Chilling the property market

Goh Eng Yeow believes that no further anti-speculation measures are needed.


SOME readers may recall that last August, I raised the issue of cutting the generous quantum of loans which banks extend for the purchase of private properties and resale HDB flats to stop a housing bubble from brewing.

That came about last Friday. Now, the minimum downpayment which a home-buyer has to fork out before he qualifies for a mortgage, was raised from 10 per cent to 20 per cent of the purchase price of the flat.

Besides this measure, the Government is also imposing a seller’s stamp duty if a home-owner sells his property within a year of purchase.

It is also not surprising to find analysts jumping onto the bandwagon and writing reams of reports on other moves the Government might be contemplating to curb any irrational rise in prices in the property market.

RBS, for example, thinks that since the supply and credit rules have been tweaked, a property capital gains tax may be next on the cards.

Somehow, I find this talk quite alarmist and unnecessary.

As one reader noted, the Government’s latest anti-speculation measures were probably in reaction to the very strong January home sales figures.

But to take further measures, the property market will have to reach  a level of irrational exuberance, such as that experienced in 1996 or in 2007.

Let’s analyse the impact of the latest measures in numerical terms to assess their impact on potential buyers of private properties and resale HDB flats.

Buyers of private properties are probably more badly hit by the imposition of the seller’s stamp duty.

Take a back-of-the-envelope calculation on how much the price a private property must rise before a “flipper” can make any money on any flat he purchases.

Add up the 3 per cent seller’s stamp duty and the 3 per cent buyer’s stamp duty which a home-buyer already has to pay, and all the miscellaneous charges like agent commissions and legal fees, break-even will only be reached when the price of the flat appreciates by at least 10 per cent.

As the outlay for a private property easily works out to $1 million or more, this means its price must rise by at least $100,000, before a flipper can make any money.

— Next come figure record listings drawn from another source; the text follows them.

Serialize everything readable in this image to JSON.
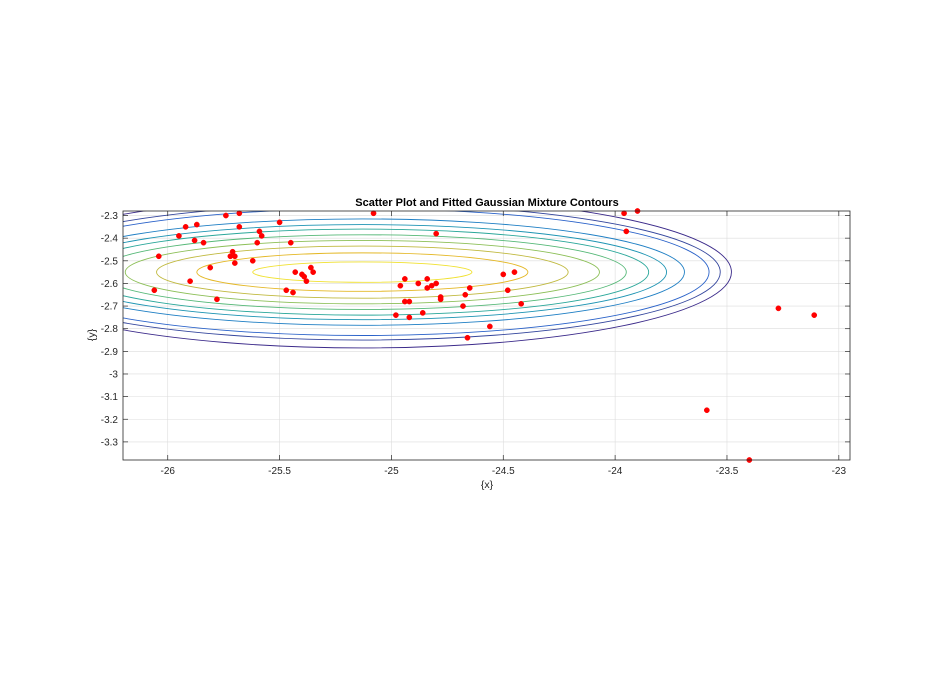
{
  "chart_data": {
    "type": "scatter",
    "title": "Scatter Plot and Fitted Gaussian Mixture Contours",
    "xlabel": "{x}",
    "ylabel": "{y}",
    "xlim": [
      -26.2,
      -22.95
    ],
    "ylim": [
      -3.38,
      -2.28
    ],
    "xticks": [
      -26,
      -25.5,
      -25,
      -24.5,
      -24,
      -23.5,
      -23
    ],
    "yticks": [
      -2.3,
      -2.4,
      -2.5,
      -2.6,
      -2.7,
      -2.8,
      -2.9,
      -3,
      -3.1,
      -3.2,
      -3.3
    ],
    "grid": true,
    "marker_color": "#ff0000",
    "points": [
      {
        "x": -26.06,
        "y": -2.63
      },
      {
        "x": -26.04,
        "y": -2.48
      },
      {
        "x": -25.95,
        "y": -2.39
      },
      {
        "x": -25.92,
        "y": -2.35
      },
      {
        "x": -25.9,
        "y": -2.59
      },
      {
        "x": -25.88,
        "y": -2.41
      },
      {
        "x": -25.87,
        "y": -2.34
      },
      {
        "x": -25.84,
        "y": -2.42
      },
      {
        "x": -25.81,
        "y": -2.53
      },
      {
        "x": -25.78,
        "y": -2.67
      },
      {
        "x": -25.74,
        "y": -2.3
      },
      {
        "x": -25.72,
        "y": -2.48
      },
      {
        "x": -25.71,
        "y": -2.46
      },
      {
        "x": -25.7,
        "y": -2.48
      },
      {
        "x": -25.7,
        "y": -2.51
      },
      {
        "x": -25.68,
        "y": -2.29
      },
      {
        "x": -25.68,
        "y": -2.35
      },
      {
        "x": -25.62,
        "y": -2.5
      },
      {
        "x": -25.6,
        "y": -2.42
      },
      {
        "x": -25.59,
        "y": -2.37
      },
      {
        "x": -25.58,
        "y": -2.39
      },
      {
        "x": -25.5,
        "y": -2.33
      },
      {
        "x": -25.47,
        "y": -2.63
      },
      {
        "x": -25.45,
        "y": -2.42
      },
      {
        "x": -25.44,
        "y": -2.64
      },
      {
        "x": -25.43,
        "y": -2.55
      },
      {
        "x": -25.4,
        "y": -2.56
      },
      {
        "x": -25.39,
        "y": -2.57
      },
      {
        "x": -25.38,
        "y": -2.59
      },
      {
        "x": -25.36,
        "y": -2.53
      },
      {
        "x": -25.35,
        "y": -2.55
      },
      {
        "x": -25.08,
        "y": -2.29
      },
      {
        "x": -24.98,
        "y": -2.74
      },
      {
        "x": -24.96,
        "y": -2.61
      },
      {
        "x": -24.94,
        "y": -2.58
      },
      {
        "x": -24.94,
        "y": -2.68
      },
      {
        "x": -24.92,
        "y": -2.68
      },
      {
        "x": -24.92,
        "y": -2.75
      },
      {
        "x": -24.88,
        "y": -2.6
      },
      {
        "x": -24.86,
        "y": -2.73
      },
      {
        "x": -24.84,
        "y": -2.58
      },
      {
        "x": -24.84,
        "y": -2.62
      },
      {
        "x": -24.82,
        "y": -2.61
      },
      {
        "x": -24.8,
        "y": -2.38
      },
      {
        "x": -24.8,
        "y": -2.6
      },
      {
        "x": -24.78,
        "y": -2.66
      },
      {
        "x": -24.78,
        "y": -2.67
      },
      {
        "x": -24.68,
        "y": -2.7
      },
      {
        "x": -24.67,
        "y": -2.65
      },
      {
        "x": -24.65,
        "y": -2.62
      },
      {
        "x": -24.66,
        "y": -2.84
      },
      {
        "x": -24.56,
        "y": -2.79
      },
      {
        "x": -24.5,
        "y": -2.56
      },
      {
        "x": -24.48,
        "y": -2.63
      },
      {
        "x": -24.45,
        "y": -2.55
      },
      {
        "x": -24.42,
        "y": -2.69
      },
      {
        "x": -23.96,
        "y": -2.29
      },
      {
        "x": -23.95,
        "y": -2.37
      },
      {
        "x": -23.9,
        "y": -2.28
      },
      {
        "x": -23.59,
        "y": -3.16
      },
      {
        "x": -23.4,
        "y": -3.38
      },
      {
        "x": -23.27,
        "y": -2.71
      },
      {
        "x": -23.11,
        "y": -2.74
      }
    ],
    "contour_center": {
      "x": -25.13,
      "y": -2.55
    },
    "contour_levels": [
      {
        "rx": 0.49,
        "ry": 0.045,
        "color": "#f0e130"
      },
      {
        "rx": 0.74,
        "ry": 0.085,
        "color": "#e4b827"
      },
      {
        "rx": 0.92,
        "ry": 0.115,
        "color": "#c0b93f"
      },
      {
        "rx": 1.06,
        "ry": 0.14,
        "color": "#8cbf57"
      },
      {
        "rx": 1.18,
        "ry": 0.165,
        "color": "#55b877"
      },
      {
        "rx": 1.28,
        "ry": 0.19,
        "color": "#2aa79a"
      },
      {
        "rx": 1.36,
        "ry": 0.21,
        "color": "#1d94b3"
      },
      {
        "rx": 1.44,
        "ry": 0.235,
        "color": "#1f7fc4"
      },
      {
        "rx": 1.55,
        "ry": 0.28,
        "color": "#2a62c9"
      },
      {
        "rx": 1.6,
        "ry": 0.3,
        "color": "#34469d"
      },
      {
        "rx": 1.65,
        "ry": 0.335,
        "color": "#3b2a8a"
      }
    ]
  }
}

Would it be wise for him to take such a risk, given that in today’s uncertain market the likelihood of a drop in price is almost as strong as an appreciation in price.

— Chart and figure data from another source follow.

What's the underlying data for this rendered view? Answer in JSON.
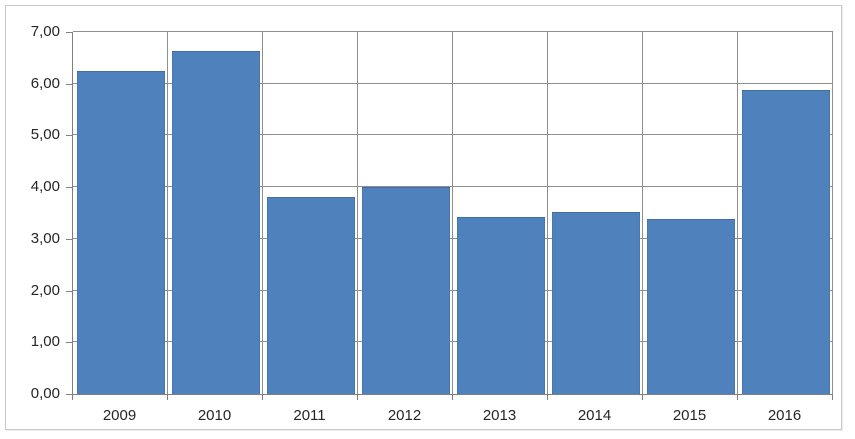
{
  "chart_data": {
    "type": "bar",
    "title": "",
    "xlabel": "",
    "ylabel": "",
    "categories": [
      "2009",
      "2010",
      "2011",
      "2012",
      "2013",
      "2014",
      "2015",
      "2016"
    ],
    "values": [
      6.24,
      6.63,
      3.81,
      4.01,
      3.43,
      3.51,
      3.39,
      5.87
    ],
    "ylim": [
      0,
      7
    ],
    "ytick_step": 1,
    "ytick_labels": [
      "0,00",
      "1,00",
      "2,00",
      "3,00",
      "4,00",
      "5,00",
      "6,00",
      "7,00"
    ],
    "decimal_separator": ",",
    "grid": "both-major",
    "legend": "none",
    "colors": {
      "bar_fill": "#4F81BD",
      "gridline": "#8f8f8f",
      "axis_line": "#7f7f7f",
      "tick_text": "#262626",
      "chart_border": "#c9c9c9",
      "background": "#ffffff"
    }
  }
}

The increase in downpayment for a flat will probably have a much bigger impact on the much bigger HDB resale market.

Let’s say that a four-room HDB flat is valued at around $350,000 and sold at $15,000 above valuation. If the downpayment for the housing loan is only 10 per cent of the flat’s valuation, then the buyer has to fork out $50,000 in cash.

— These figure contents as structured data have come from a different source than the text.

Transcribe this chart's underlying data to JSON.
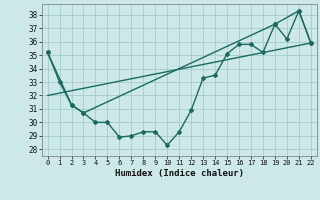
{
  "xlabel": "Humidex (Indice chaleur)",
  "bg_color": "#cce8e8",
  "grid_color": "#aacfcf",
  "line_color": "#1a6b5e",
  "xlim": [
    -0.5,
    22.5
  ],
  "ylim": [
    27.5,
    38.8
  ],
  "yticks": [
    28,
    29,
    30,
    31,
    32,
    33,
    34,
    35,
    36,
    37,
    38
  ],
  "xticks": [
    0,
    1,
    2,
    3,
    4,
    5,
    6,
    7,
    8,
    9,
    10,
    11,
    12,
    13,
    14,
    15,
    16,
    17,
    18,
    19,
    20,
    21,
    22
  ],
  "series1_x": [
    0,
    1,
    2,
    3,
    4,
    5,
    6,
    7,
    8,
    9,
    10,
    11,
    12,
    13,
    14,
    15,
    16,
    17,
    18,
    19,
    20,
    21,
    22
  ],
  "series1_y": [
    35.2,
    33.0,
    31.3,
    30.7,
    30.0,
    30.0,
    28.9,
    29.0,
    29.3,
    29.3,
    28.3,
    29.3,
    30.9,
    33.3,
    33.5,
    35.1,
    35.8,
    35.8,
    35.2,
    37.3,
    36.2,
    38.3,
    35.9
  ],
  "series2_x": [
    0,
    2,
    3,
    19,
    21,
    22
  ],
  "series2_y": [
    35.2,
    31.3,
    30.7,
    37.3,
    38.3,
    35.9
  ],
  "series3_x": [
    0,
    22
  ],
  "series3_y": [
    32.0,
    35.9
  ]
}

But if the downpayment goes up to 20 per cent of the flat’s valuation, the cash which he has to fork out goes up to $85,000. This is a 70 per cent increase over the $50,000 outlay which was originally required.

Together, these two measures will dampen the appetite of home-buyers.

On top of this, property owners have to worry about  falling rentals in the condo market as well as the spectre of rising vacancy rates, as more projects get their TOPs in the months ahead.

Historically, property prices have never escalated when the rental market is weak.

The big picture is not looking rosy as well — and this will act as a further dampener on the property market.

The People’s Bank of China has twice raised the amount of cash which mainland lenders had to keep as reserves. This has the effect of shrinking the amount of money available for lending in China — and removes the froth on the mainland property market.

In the United States, the US central bank made the symbolically important gesture of raising the rarely used Fed discount rate — the rate at which US banks can borrow emergency funds from it to finance any shortfall in their funds — last week.

In doing so, it was flagging that the days of almost zero-cost funds may be limited, and it is only a matter of time before interest rates start going up.

Any time the cost of money goes up it will have a negative impact on all kinds of financial assets — as hedge funds and big-time traders may have to sell  holdings to redeem the loans which they had taken out to make the huge bets in the first place.

For these reasons, I believe that no  further anti-speculation measures in the property market in Singapore will be forthcoming. There are enough brakes in place to keep housing prices from moving up — and precious few reasons why prices should stay at their current lofty levels.